Esto del “contacto” funciona para las que todavía tienen mucho que vender de su juventud. Ellas acuerdan con algún tratante de blancas venezolano que venga “a buscar” a qué sitio del vecino país pueden llegar. El ”calanchín” se encarga del resto.
Las colombianas “pasadas de punto” simplemente se aventuran ”por el camino verde’” y llegan a Venezuela en compañía de los labriegos que buscan malvender los brazos en las haciendas. Ellas siguen a las ciudades y se ofrecen por su cuenta.

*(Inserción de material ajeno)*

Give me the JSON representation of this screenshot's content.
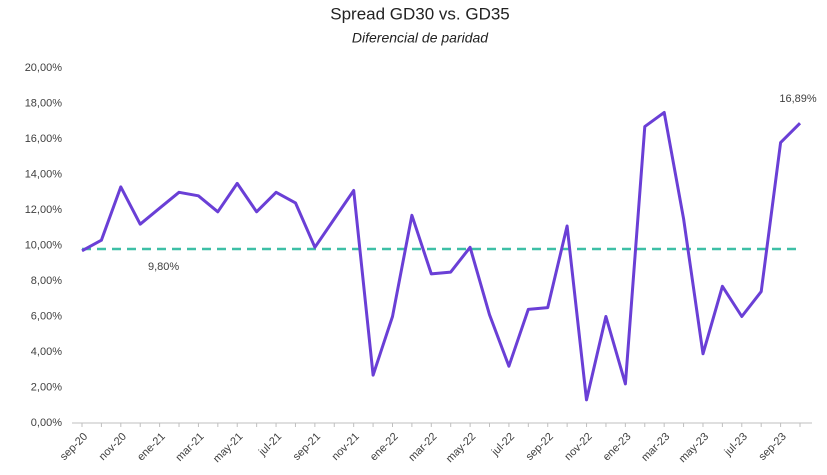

Las que viajan a través del “contacto”, llegan generalmente a San Cristóbal y allí hacen la conexión para Caracas, donde está la meta de todas, pero a donde solamente llegan “las mejores”. El resto, según las condiciones físicas, van a parar a Mérida o a Maracaibo, donde se dice hay haciendas prostíbulos llenas de colombianas, contratadas casi todas en Cúcuta.
Las mismas colombianas nos comentaron que muchos de los venezolanos que les hacen el “contacto” son miembros de la Guardia Nacional que entran vestidos de civil a Colombia. A ellos, nos dijeron, nada les impide dejar que una de nuestras compatriotas entre a su país, pues son los que cuidan las fronteras.
Recientemente, un coronel de la Guardia Nacional, que comandaba un destacamento en Valencia, fue acusado de hacer trata de blancas. Venía a Cúcuta y llevaba grupos de mujeres que vendía a los prostíbulos. No obstante, el militar no pudo volver a Colombia a raíz de una denuncia que instauró aquí en su contra un colombiano que llevaba residenciado mas de 20 años en la ciudad de San Cristóbal. El militar, según se nos informó, despojó al colombiano de unos aparatos de lavandería que poseía, lo detuvo, le destrozó los documentos que le permitían permanecer en el país y lo hizo deportar por indocumentado.
Las inhumanidades contra las prostitutas colombianas también existen y con ellas se hace lo mismo que con los labriegos se les saca el jugo un tiempo y luego son deportadas del país. Las mujeres con las que hablamos nos dijeron que existen diversos prostíbulos en Mérida, que emplean este procedimiento.
No se sabe cuántas hijas de Colombia, de sus desequilibrios sociales, adolescentes o “pasadas de punto”, son simplemente mujeres que se criaron en pesos y las compraron en bolívares.